Ouch. This solution makes me sad to see. Will try to reply back to this in a hour or so when i have access to a computer with a solution that i think works better. In the Meanwhile. Can share the code to the decoder and a encrypted file?

jimmywarting commented 11 months ago

Okey... so here is what i came up with:

/**
 * Read a stream into same underlying ArrayBuffer of a fixed size.
 * And yield a new Uint8Array view of the same underlying buffer.
 * @param {ReadableStreamBYOBReader} reader
 * @param {number} chunkSize
 */
async function* blockReader(reader, chunkSize) {
  let offset = 0;
  let buffer = new ArrayBuffer(chunkSize)
  let done, view

  while (!done) {
    ({value: view, done} = await reader.read(new Uint8Array(buffer, offset, chunkSize - offset)))
    buffer = view.buffer
    if (done) break
    offset += view.byteLength;
    if (offset === chunkSize) {
      yield view
      offset = 0
      // if you want to reuse the same allocated buffer for efficiency,
      // comment the following line:
      // buffer = new ArrayBuffer(chunkSize)
    }
  }

  if (offset > 0) {
    yield view.buffer.slice(0, offset)
  }
}

const url = 'https://raw.githubusercontent.com/lukeed/clsx/main/src/index.js'
const filename = 'clsx.js'
const fileSize = 1000000
const chunkMaxSize = 65536

const response = await fetch(url)
const fileStream = streamSaver.createWriteStream(filename, {
  size: fileSize
})
const writer = fileStream.getWriter()
const reader = response.body.getReader({ mode: 'byte' })
const type = 'application/octet-stream'
const iterator = blockReader(reader, chunkMaxSize)

// `sameUnderlyingBuffer` is an Uint8Array of the same underlying ArrayBuffer
// It means that the Uint8Array is detached in every loop.
// and not reusable in the next loop. (so don't try to concat them all)
// However the ArrayBuffer is reused / recycled and updated in every loop.
// This is the most efficient way to read a stream.
for await (const sameUnderlyingBuffer of iterator) {
  const plain = await FileDecrypt(sameUnderlyingBuffer,  1, type)
  await writer.write(plain)
}

await writer.close()
jimmywarting commented 11 months ago

a problem you have in both examples are that you are creating a stream from new Blob(...).stream() and only read the first chunk.

await readableStream.getReader().read().then(async ({ value, done }) => await writer.write(value))

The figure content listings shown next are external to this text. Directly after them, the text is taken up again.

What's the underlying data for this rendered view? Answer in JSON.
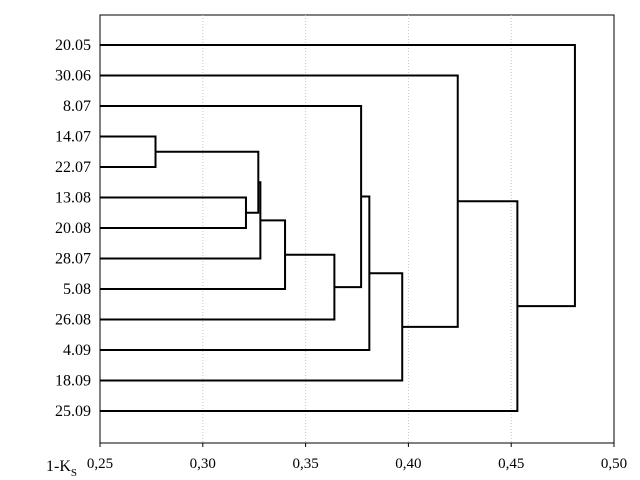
{
  "chart_data": {
    "type": "dendrogram",
    "title": "",
    "xlabel_main": "1-K",
    "xlabel_sub": "S",
    "xlim": [
      0.25,
      0.5
    ],
    "x_ticks": [
      0.25,
      0.3,
      0.35,
      0.4,
      0.45,
      0.5
    ],
    "x_tick_labels": [
      "0,25",
      "0,30",
      "0,35",
      "0,40",
      "0,45",
      "0,50"
    ],
    "grid": "vertical dotted",
    "leaves": [
      "20.05",
      "30.06",
      "8.07",
      "14.07",
      "22.07",
      "13.08",
      "20.08",
      "28.07",
      "5.08",
      "26.08",
      "4.09",
      "18.09",
      "25.09"
    ],
    "merges": [
      {
        "a": "L3",
        "b": "L4",
        "height": 0.277
      },
      {
        "a": "L5",
        "b": "L6",
        "height": 0.321
      },
      {
        "a": "C0",
        "b": "C1",
        "height": 0.327
      },
      {
        "a": "C2",
        "b": "L7",
        "height": 0.328
      },
      {
        "a": "C3",
        "b": "L8",
        "height": 0.34
      },
      {
        "a": "C4",
        "b": "L9",
        "height": 0.364
      },
      {
        "a": "L2",
        "b": "C5",
        "height": 0.377
      },
      {
        "a": "C6",
        "b": "L10",
        "height": 0.381
      },
      {
        "a": "C7",
        "b": "L11",
        "height": 0.397
      },
      {
        "a": "L1",
        "b": "C8",
        "height": 0.424
      },
      {
        "a": "C9",
        "b": "L12",
        "height": 0.453
      },
      {
        "a": "L0",
        "b": "C10",
        "height": 0.481
      }
    ]
  }
}
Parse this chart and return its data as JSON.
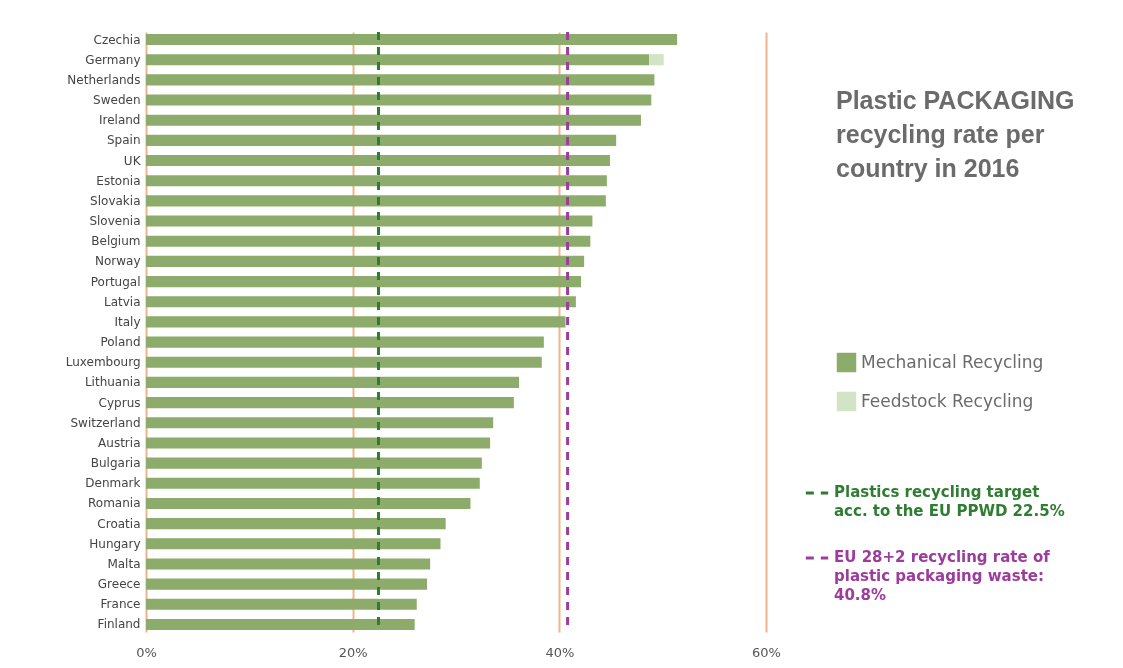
{
  "chart_data": {
    "type": "bar",
    "orientation": "horizontal",
    "stacked": true,
    "title": "Plastic PACKAGING recycling rate per country in 2016",
    "categories": [
      "Czechia",
      "Germany",
      "Netherlands",
      "Sweden",
      "Ireland",
      "Spain",
      "UK",
      "Estonia",
      "Slovakia",
      "Slovenia",
      "Belgium",
      "Norway",
      "Portugal",
      "Latvia",
      "Italy",
      "Poland",
      "Luxembourg",
      "Lithuania",
      "Cyprus",
      "Switzerland",
      "Austria",
      "Bulgaria",
      "Denmark",
      "Romania",
      "Croatia",
      "Hungary",
      "Malta",
      "Greece",
      "France",
      "Finland"
    ],
    "series": [
      {
        "name": "Mechanical Recycling",
        "color": "#8dab6a",
        "values": [
          51.4,
          48.7,
          49.2,
          48.9,
          47.9,
          45.5,
          44.9,
          44.6,
          44.5,
          43.2,
          43.0,
          42.4,
          42.1,
          41.6,
          40.6,
          38.5,
          38.3,
          36.1,
          35.6,
          33.6,
          33.3,
          32.5,
          32.3,
          31.4,
          29.0,
          28.5,
          27.5,
          27.2,
          26.2,
          26.0
        ]
      },
      {
        "name": "Feedstock Recycling",
        "color": "#d3e3c5",
        "values": [
          null,
          1.4,
          null,
          null,
          null,
          null,
          null,
          null,
          null,
          null,
          null,
          null,
          null,
          null,
          null,
          null,
          null,
          null,
          null,
          null,
          null,
          null,
          null,
          null,
          null,
          null,
          null,
          null,
          null,
          null
        ]
      }
    ],
    "xlim": [
      0,
      60
    ],
    "xticks": [
      {
        "value": 0,
        "label": "0%"
      },
      {
        "value": 20,
        "label": "20%"
      },
      {
        "value": 40,
        "label": "40%"
      },
      {
        "value": 60,
        "label": "60%"
      }
    ],
    "grid": "x",
    "legend": "right",
    "ref_lines": [
      {
        "axis": "x",
        "value": 22.5,
        "label": "Plastics recycling target acc. to the EU PPWD 22.5%",
        "color": "#2e7d32",
        "line_style": "dashed"
      },
      {
        "axis": "x",
        "value": 40.8,
        "label": "EU 28+2 recycling rate of plastic packaging waste: 40.8%",
        "color": "#9c3c9c",
        "line_style": "dashed"
      }
    ]
  }
}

one .read() may not read everything from a blob. it that case you want to do new Blob(...).arrayBuffer() or better yet, try avoid create a blob at all in the first place. cuz there is not much need in doing that.

jimmywarting commented 11 months ago

also if i may suggest i would add this polyfill:

ReadableStream.prototype.values ??= function({ preventCancel = false } = {}) {
    const reader = this.getReader();
    return {
        async next() {
            try {
                const result = await reader.read();
                if (result.done) {
                    reader.releaseLock();
                }
                return result;
            } catch (e) {
                reader.releaseLock();
                throw e;
            }
        },
        async return(value) {
            if (!preventCancel) {
                const cancelPromise = reader.cancel(value);
                reader.releaseLock();
                await cancelPromise;
            } else {
                reader.releaseLock();
            }
            return { done: true, value };
        },
        [Symbol.asyncIterator]() {
            return this;
        }
    };
};

ReadableStream.prototype[Symbol.asyncIterator] ??= ReadableStream.prototype.values;

that way you could do:

for await (const chunk of response.body) { ... }

only servers and Firefox have async iterator.